Les interactions magnétocapillaires entre les particules permettent d'auto-assembler des cristaux flottants le long d’interfaces liquides. Pour un nombre fixe de particules, différents états possédant des caractéristiques symétriques différentes, appelés états métastables, coexistent. Divers travaux pionniers [2,3,4] avaient pourtant observé l'existence d'états métastables dans des cristaux flottants. Comme différents états coexistent, il est difficile de contrôler la formation de structures spécifiques. Or, le contrôle de la formation d'états métastables est un ingrédient clé pour fonctionnaliser de tels assemblages, ouvrant par exemple la voie à des microrobots auto-assemblés. La manière de contrôler l'état d'un cristal flottant n'avait d’ailleurs jamais été étudiée auparavant.

« L'auto-assemblage a suscité l'intérêt du monde universitaire et de l'industrie en raison de son utilisation pour fabriquer des structures minuscules, reprend Nicolas Vandewalle, professeur de physique et directeur du GRASP. En effet, certaines structures sont trop grandes pour être préparées par synthèse chimique et trop petites pour être assemblées par des méthodes robotiques. En particulier, l'échelle du micromètre-millimètre est généralement le goulot d'étranglement entre les méthodes de fabrication standard ascendantes et descendantes. »

Etats metastables ULiege

Différents assemblages de N particules à la surface du liquide. Pour chaque nombre N de particules, deux assemblages différents sont présentés en vis-à-vis, démontrant la métastabilité de l’ensemble.

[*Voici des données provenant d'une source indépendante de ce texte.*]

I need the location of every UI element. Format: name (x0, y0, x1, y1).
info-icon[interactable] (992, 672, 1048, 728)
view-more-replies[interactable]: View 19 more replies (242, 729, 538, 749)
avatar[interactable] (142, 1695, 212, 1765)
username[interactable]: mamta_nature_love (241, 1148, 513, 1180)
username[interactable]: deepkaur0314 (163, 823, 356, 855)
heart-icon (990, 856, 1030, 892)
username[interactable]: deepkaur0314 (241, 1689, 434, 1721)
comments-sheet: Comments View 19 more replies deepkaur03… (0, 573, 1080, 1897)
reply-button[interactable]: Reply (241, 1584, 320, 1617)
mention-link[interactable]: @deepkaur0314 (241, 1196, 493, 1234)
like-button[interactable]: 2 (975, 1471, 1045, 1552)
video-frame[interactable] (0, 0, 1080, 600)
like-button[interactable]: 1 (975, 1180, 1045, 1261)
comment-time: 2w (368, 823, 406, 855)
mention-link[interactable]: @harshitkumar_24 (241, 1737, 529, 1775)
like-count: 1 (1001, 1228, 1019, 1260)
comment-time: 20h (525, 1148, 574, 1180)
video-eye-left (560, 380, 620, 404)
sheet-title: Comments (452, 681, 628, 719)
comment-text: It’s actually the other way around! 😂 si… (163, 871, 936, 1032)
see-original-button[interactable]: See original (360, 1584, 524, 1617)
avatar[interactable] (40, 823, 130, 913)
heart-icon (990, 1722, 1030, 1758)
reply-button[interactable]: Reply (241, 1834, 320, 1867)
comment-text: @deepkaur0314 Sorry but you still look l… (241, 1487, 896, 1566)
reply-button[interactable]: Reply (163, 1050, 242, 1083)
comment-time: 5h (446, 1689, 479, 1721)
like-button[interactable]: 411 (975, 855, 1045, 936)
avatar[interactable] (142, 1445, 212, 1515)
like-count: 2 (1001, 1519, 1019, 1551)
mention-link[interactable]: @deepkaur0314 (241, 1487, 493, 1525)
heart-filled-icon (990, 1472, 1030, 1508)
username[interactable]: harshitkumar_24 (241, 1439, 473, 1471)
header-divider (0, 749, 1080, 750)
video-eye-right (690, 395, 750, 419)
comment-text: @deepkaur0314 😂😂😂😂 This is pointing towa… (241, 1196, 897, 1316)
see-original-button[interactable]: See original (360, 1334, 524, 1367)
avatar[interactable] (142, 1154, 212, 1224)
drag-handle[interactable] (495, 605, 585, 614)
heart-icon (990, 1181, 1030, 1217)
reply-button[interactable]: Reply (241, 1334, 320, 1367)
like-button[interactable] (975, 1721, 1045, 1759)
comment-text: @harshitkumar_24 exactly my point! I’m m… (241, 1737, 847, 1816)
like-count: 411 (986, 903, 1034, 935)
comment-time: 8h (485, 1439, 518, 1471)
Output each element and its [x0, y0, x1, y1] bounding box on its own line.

L'une des principales caractéristiques des systèmes auto-assemblés est qu'en raison du nombre élevé de degrés de liberté, il existe souvent plusieurs minima locaux en plus de l'état d'énergie minimal global. Ces états métastables peuvent être observés à toutes les échelles, au niveau moléculaire, dans les colloïdes, à l'échelle mésoscopique et à l'échelle macroscopique. L'intérêt sur la façon d'exploiter ces états métastables pour une structuration active a récemment augmenté. Par conséquent, une question fondamentale, que les chercheurs ont abordé dans cette étude est de définir les conditions permettant de naviguer entre les différents états métastables.

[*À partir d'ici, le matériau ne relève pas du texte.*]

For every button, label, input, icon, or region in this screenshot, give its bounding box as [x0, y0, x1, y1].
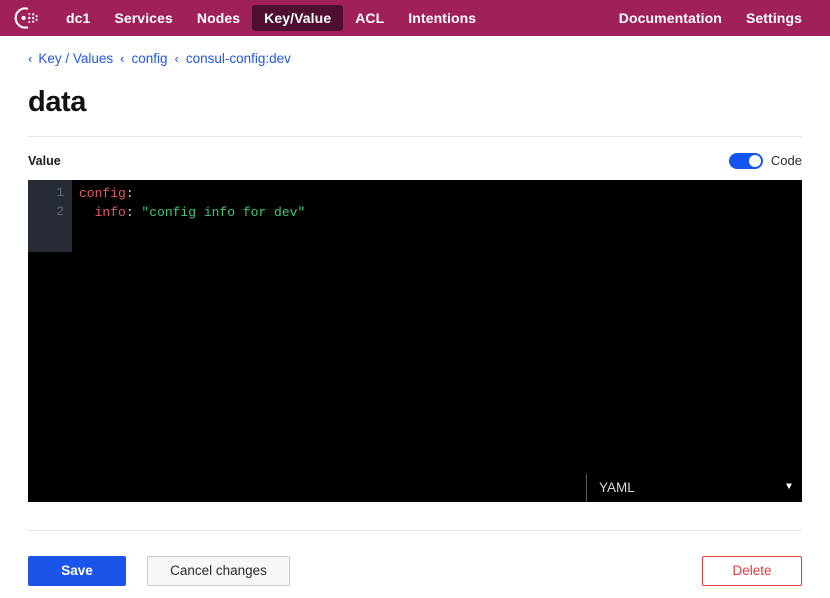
nav-item-dc1[interactable]: dc1 [54, 5, 102, 31]
editor-code-area[interactable]: 1 config: 2 info: "config info for dev" [28, 184, 802, 222]
delete-button[interactable]: Delete [702, 556, 802, 586]
nav-item-key-value[interactable]: Key/Value [252, 5, 343, 31]
top-navigation-bar: dc1 Services Nodes Key/Value ACL Intenti… [0, 0, 830, 36]
line-number: 2 [28, 203, 72, 222]
action-buttons: Save Cancel changes Delete [28, 556, 802, 586]
code-token-key: config [79, 186, 126, 201]
chevron-down-icon: ▼ [786, 483, 792, 493]
page-title: data [28, 86, 802, 119]
consul-logo-icon[interactable] [10, 3, 40, 33]
line-content: config: [72, 184, 134, 203]
footer-divider [28, 530, 802, 531]
nav-item-nodes[interactable]: Nodes [185, 5, 252, 31]
toggle-knob [749, 155, 761, 167]
breadcrumb-chevron-icon: ‹ [120, 52, 124, 65]
code-toggle-label: Code [771, 153, 802, 168]
code-token-key: info [79, 205, 126, 220]
nav-item-intentions[interactable]: Intentions [396, 5, 488, 31]
breadcrumb-chevron-icon: ‹ [175, 52, 179, 65]
breadcrumb-chevron-icon: ‹ [28, 52, 32, 65]
value-header-row: Value Code [28, 151, 802, 171]
code-line: 1 config: [28, 184, 802, 203]
save-button[interactable]: Save [28, 556, 126, 586]
main-content: ‹ Key / Values ‹ config ‹ consul-config:… [0, 52, 830, 586]
code-editor[interactable]: 1 config: 2 info: "config info for dev" … [28, 180, 802, 502]
cancel-changes-button[interactable]: Cancel changes [147, 556, 290, 586]
breadcrumb-item-consul-config-dev[interactable]: consul-config:dev [186, 52, 291, 66]
nav-item-services[interactable]: Services [102, 5, 184, 31]
code-token-punct: : [126, 186, 134, 201]
primary-nav: dc1 Services Nodes Key/Value ACL Intenti… [54, 5, 488, 31]
title-divider [28, 136, 802, 137]
breadcrumb: ‹ Key / Values ‹ config ‹ consul-config:… [28, 52, 802, 66]
line-content: info: "config info for dev" [72, 203, 305, 222]
nav-item-acl[interactable]: ACL [343, 5, 396, 31]
breadcrumb-item-key-values[interactable]: Key / Values [38, 52, 113, 66]
code-line: 2 info: "config info for dev" [28, 203, 802, 222]
nav-item-documentation[interactable]: Documentation [607, 5, 734, 31]
value-label: Value [28, 154, 61, 168]
code-token-punct: : [126, 205, 142, 220]
nav-item-settings[interactable]: Settings [734, 5, 814, 31]
code-token-string: "config info for dev" [141, 205, 305, 220]
language-select-value: YAML [599, 480, 635, 495]
language-select[interactable]: YAML ▼ [586, 474, 802, 502]
breadcrumb-item-config[interactable]: config [131, 52, 167, 66]
code-toggle-switch[interactable] [729, 153, 763, 169]
code-toggle-group: Code [729, 153, 802, 169]
line-number: 1 [28, 184, 72, 203]
secondary-nav: Documentation Settings [607, 5, 814, 31]
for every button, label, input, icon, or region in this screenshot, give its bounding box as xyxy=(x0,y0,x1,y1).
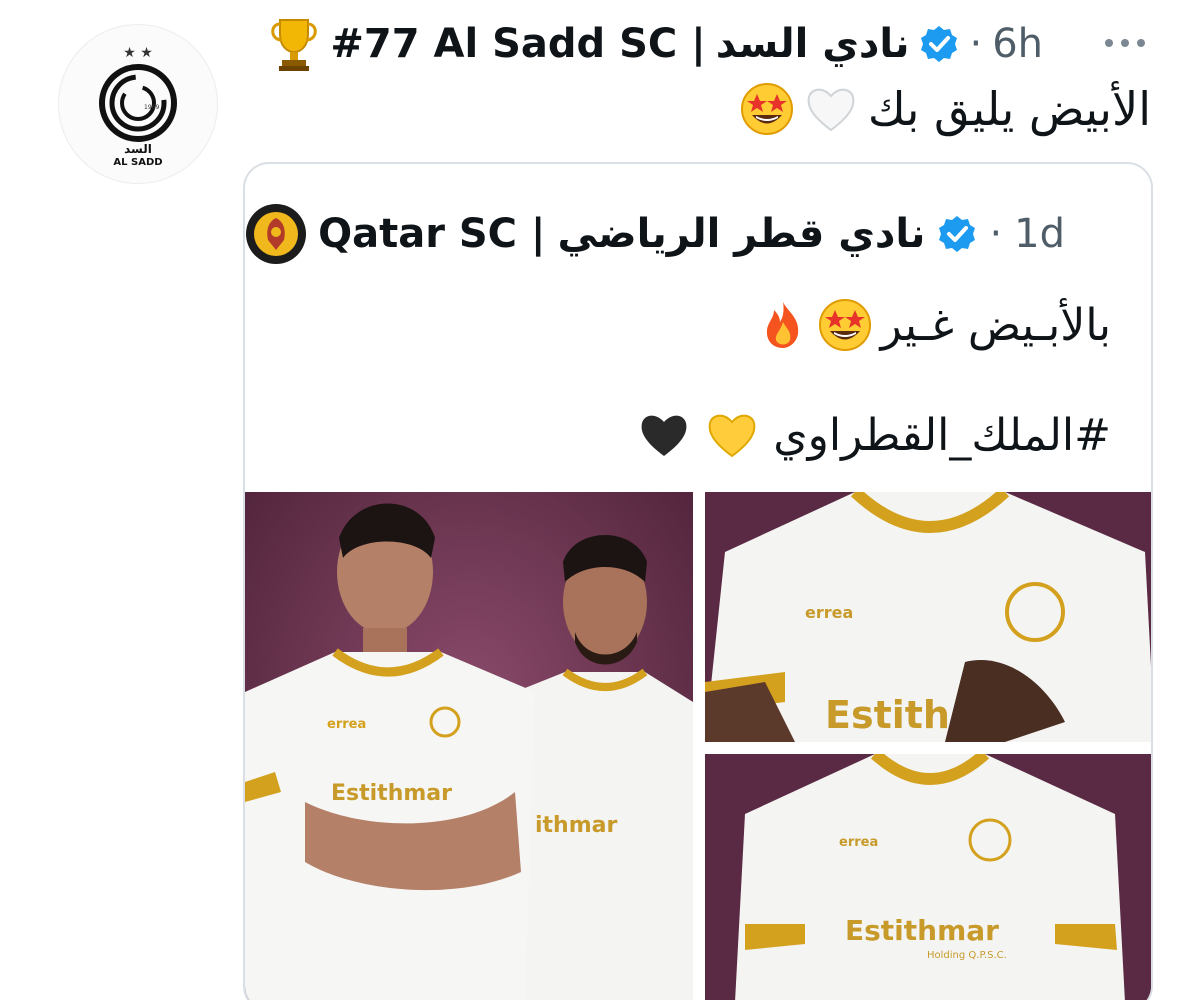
media-grid: ithmar errea Estithmar errea Estith erre… xyxy=(245,492,1151,1000)
quoted-header: Qatar SC | نادي قطر الرياضي · 1d xyxy=(246,204,1065,264)
media-image-3[interactable]: errea Estithmar Holding Q.P.S.C. xyxy=(705,754,1151,1000)
tweet-header: #77 Al Sadd SC | نادي السد · 6h xyxy=(268,14,1043,74)
two-players-in-white-kit-photo: ithmar errea Estithmar xyxy=(245,492,693,1000)
quoted-text-line2: #الملك_القطراوي xyxy=(637,400,1111,470)
hashtag-link[interactable]: #الملك_القطراوي xyxy=(773,410,1111,461)
svg-text:errea: errea xyxy=(327,717,366,732)
dot xyxy=(1105,39,1113,47)
black-heart-emoji xyxy=(641,415,687,456)
separator-dot: · xyxy=(989,211,1003,257)
quoted-text-line1: بالأبـيض غـير xyxy=(756,290,1111,360)
yellow-heart-emoji xyxy=(708,414,756,458)
svg-text:AL SADD: AL SADD xyxy=(113,157,162,168)
svg-text:★ ★: ★ ★ xyxy=(123,45,153,61)
author-handle[interactable]: #77 Al Sadd SC | xyxy=(330,21,705,67)
dot xyxy=(1137,39,1145,47)
media-image-2[interactable]: errea Estith xyxy=(705,492,1151,742)
star-struck-emoji xyxy=(740,83,793,135)
svg-text:errea: errea xyxy=(805,603,853,622)
tweet-text: الأبيض يليق بك xyxy=(740,74,1151,144)
author-avatar[interactable]: ★ ★ 1969 السد AL SADD xyxy=(58,24,218,184)
svg-text:errea: errea xyxy=(839,835,878,850)
svg-text:Estith: Estith xyxy=(825,693,950,737)
author-name[interactable]: نادي السد xyxy=(716,21,910,67)
quoted-author-name[interactable]: نادي قطر الرياضي xyxy=(558,211,926,257)
quoted-text-body: بالأبـيض غـير xyxy=(880,299,1111,351)
verified-badge-icon xyxy=(939,216,976,252)
svg-text:ithmar: ithmar xyxy=(535,813,617,838)
al-sadd-logo: ★ ★ 1969 السد AL SADD xyxy=(99,45,177,168)
kit-closeup-chest-photo: errea Estith xyxy=(705,492,1151,742)
tweet-text-body: الأبيض يليق بك xyxy=(867,82,1151,136)
quoted-author-handle[interactable]: Qatar SC | xyxy=(318,211,545,257)
fire-emoji xyxy=(767,302,799,348)
star-struck-emoji xyxy=(819,299,872,351)
trophy-icon xyxy=(271,19,318,71)
white-heart-emoji xyxy=(807,88,855,132)
media-image-1[interactable]: ithmar errea Estithmar xyxy=(245,492,693,1000)
svg-text:Estithmar: Estithmar xyxy=(331,781,452,806)
quoted-time[interactable]: 1d xyxy=(1014,211,1065,257)
qatar-sc-logo xyxy=(248,206,305,262)
verified-badge-icon xyxy=(921,26,958,62)
svg-text:Estithmar: Estithmar xyxy=(845,914,999,947)
separator-dot: · xyxy=(969,21,983,67)
svg-text:Holding Q.P.S.C.: Holding Q.P.S.C. xyxy=(927,950,1007,961)
kit-front-photo: errea Estithmar Holding Q.P.S.C. xyxy=(705,754,1151,1000)
dot xyxy=(1121,39,1129,47)
svg-text:السد: السد xyxy=(124,142,152,156)
svg-text:1969: 1969 xyxy=(144,104,159,111)
tweet-time[interactable]: 6h xyxy=(992,21,1043,67)
more-options-icon[interactable] xyxy=(1100,33,1150,53)
quoted-author-avatar[interactable] xyxy=(246,204,307,264)
quoted-tweet-card[interactable]: Qatar SC | نادي قطر الرياضي · 1d بالأبـي… xyxy=(243,162,1153,1000)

« Dans l’étude que nous venons de publier, reprend Ylona Collard, chercheuse au GRASP et première auteure de l’article, nous avons étudié des auto-assemblages magnétocapillaires composés de 3 à 19 particules. Pour un nombre fixe de particules composant l'assemblage, plusieurs états différents coexistent, se distinguant par leur forme, leur maillage et leur symétrie. » Les chercheurs ont proposé deux techniques expérimentales différentes, mais complémentaires, pour naviguer de manière contrôlée entre ces différents états. La première a permis un changement d'état pour un nombre fixe de particules. Ceci est réalisé en appliquant un champ magnétique horizontal qui induit une déformation de l'assemblage. Après relaxation, l'assemblage aura changé d'état avec une certaine probabilité. La deuxième technique permet de contrôler la croissance d'un assemblage en choisissant l'état souhaité pour un assemblage de N (nombre) + 1 bille à partir d'un assemblage de N billes. Un laser infrarouge est appliqué à la surface de l'eau pour générer des flux thermocapillaires, contrôlant la trajectoire de la nouvelle bille ajoutée au système.

configurations

Animation de la croissance d’un cristal flottant de N=3 à N=19 particules. Des particules sont ajoutées une à une à la surface du liquide sous champ magnétique. Les forces capilaires attractives sont contrebalancées par les forces magnétiques répulsives. L’assemblage présente une symétrie typique des cristaux atomiques. ©ULiège/N.Vandewalle

« Des modèles ont été proposés pour étudier la fréquence d'occurrence des différents états d'un assemblage à sa création, explique Nicolas Vandewalle, ainsi que pour modéliser les deux techniques expérimentales. Les simulations sont en très bon accord avec les résultats expérimentaux. Une analogie entre ces assemblages magnétocapillaires, qui peuvent être réduits à une échelle de taille plus faible, et les cristaux colloïdaux a été proposée pour élargir les perspectives de ce travail. »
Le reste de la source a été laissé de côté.